ChIP-qPCR analysis of Hif-1α target genes in male and female neonatal mice after exposure to hyperoxia.
Pathway analysis revealed that the response to hypoxia pathway was upregulated in females and downregulated in males on PND7. Angiogenesis was upregulated in female and downregulated in males at PND21. Since Hif-1α is considered the master transcriptional regulator of cellular and developmental response to hypoxia and also plays a key role in pulmonary vascular development, we analyzed the sex-specific differences in the binding of Hif-1α to its known target genes on PND7 and PND21. We performed ChIP targeted against Hif-1α and performed qPCR with primers for Ca9 and Vegf-b, which are known downstream target genes activated by Hif-1α (27, 48). These results are shown in Fig. 7. On PND7, no significant binding was seen at either the Ca9 or Vegfb site (Fig. 7A); however on PND21, hyperoxia-exposed female mice showed a significant increase in Hif-1α, binding to both the target genes compared with room air controls and hyperoxia-exposed male mice (Fig. 7B).
Focused angiogenesis pathway analysis and gene expression of key angiogenic mediators in male and female neonatal mice after hyperoxia exposure.

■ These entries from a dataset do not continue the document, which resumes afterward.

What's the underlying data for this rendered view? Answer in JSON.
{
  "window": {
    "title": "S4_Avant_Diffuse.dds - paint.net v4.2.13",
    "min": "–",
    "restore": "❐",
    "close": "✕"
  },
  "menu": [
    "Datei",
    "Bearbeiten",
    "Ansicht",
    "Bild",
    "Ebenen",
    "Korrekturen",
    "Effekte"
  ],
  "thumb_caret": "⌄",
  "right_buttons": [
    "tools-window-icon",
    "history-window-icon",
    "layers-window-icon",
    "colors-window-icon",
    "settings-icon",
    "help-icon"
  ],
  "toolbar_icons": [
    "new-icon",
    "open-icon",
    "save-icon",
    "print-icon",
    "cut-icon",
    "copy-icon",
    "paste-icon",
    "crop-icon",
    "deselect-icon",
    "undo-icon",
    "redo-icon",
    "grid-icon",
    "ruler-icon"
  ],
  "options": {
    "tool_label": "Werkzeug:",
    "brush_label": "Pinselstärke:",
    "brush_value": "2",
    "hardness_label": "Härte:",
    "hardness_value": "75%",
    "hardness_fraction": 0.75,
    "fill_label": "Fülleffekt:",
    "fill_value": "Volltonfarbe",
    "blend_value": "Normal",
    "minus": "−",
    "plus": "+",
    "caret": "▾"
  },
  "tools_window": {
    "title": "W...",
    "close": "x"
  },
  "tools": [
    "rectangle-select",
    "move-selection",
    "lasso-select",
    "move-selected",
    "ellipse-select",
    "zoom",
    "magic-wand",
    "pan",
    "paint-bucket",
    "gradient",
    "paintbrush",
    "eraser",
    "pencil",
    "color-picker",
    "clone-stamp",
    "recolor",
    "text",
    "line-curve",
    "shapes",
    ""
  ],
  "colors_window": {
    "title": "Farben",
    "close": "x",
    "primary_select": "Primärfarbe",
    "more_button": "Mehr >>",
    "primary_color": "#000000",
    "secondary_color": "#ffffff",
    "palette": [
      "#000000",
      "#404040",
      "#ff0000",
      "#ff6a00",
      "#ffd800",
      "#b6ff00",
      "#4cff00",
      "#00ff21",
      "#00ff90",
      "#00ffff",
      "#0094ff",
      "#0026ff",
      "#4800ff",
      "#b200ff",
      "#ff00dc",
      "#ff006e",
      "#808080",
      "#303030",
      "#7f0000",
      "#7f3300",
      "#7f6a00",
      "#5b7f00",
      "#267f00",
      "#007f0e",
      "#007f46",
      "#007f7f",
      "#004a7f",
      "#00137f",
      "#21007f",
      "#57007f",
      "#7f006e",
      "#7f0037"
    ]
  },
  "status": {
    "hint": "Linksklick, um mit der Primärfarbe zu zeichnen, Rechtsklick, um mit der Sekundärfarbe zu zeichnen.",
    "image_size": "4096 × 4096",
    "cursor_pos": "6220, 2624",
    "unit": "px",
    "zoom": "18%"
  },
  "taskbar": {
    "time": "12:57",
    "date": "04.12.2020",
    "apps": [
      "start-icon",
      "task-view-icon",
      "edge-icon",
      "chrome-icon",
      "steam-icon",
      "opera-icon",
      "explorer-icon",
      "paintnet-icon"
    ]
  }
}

We have shown previously that male neonatal mice have greater impairment in pulmonary vascular development at PND21 after hyperoxia exposure compared with similarly exposed female mice (25). Since the angiogenesis pathway was differentially modulated between male and female mice, we performed further focused pathway analysis for different angiogenesis-related pathways using gene set enrichment analysis against the Gene Ontology (GO) compendium. On PND7, pathways such as positive regulation of vasculature development and sprouting angiogenesis were downregulated in males (Fig. 8A). Most of the other pathways were suppressed to a greater extent in males. A similar pattern was observed at PND21 with equal or greater suppression of angiogenesis-related pathways in male mice, with the exception of cell migration involved in sprouting angiogenesis, which was suppressed only in females. We also measured the expression of key proangiogenic genes on PND21. There was decreased expression of angiopoietin-2 and its receptor Tie-2 in both male and female mice after hyperoxia exposure. Phd2 is the primary regulator of HIF-1α levels in the cell. Interestingly, female mice showed a more significant decrease in Phd2 (HIF prolyl-hydroxylase 2) expression, which may lead to the preservation of Hif-1α levels in the lungs in hyperoxia-exposed female mice. Male mice also showed a greater decrease in Vegf-a and Vegfr2 levels after exposure to hyperoxia compared with similarly exposed female mice. Overall, these results corroborate our previous findings and highlight the differential modulation of crucial proangiogenic mediators in male and female mice exposed to postnatal hyperoxia.
Comparison of sex-specific differential modulation of biological pathways between human preterm neonates and the murine model.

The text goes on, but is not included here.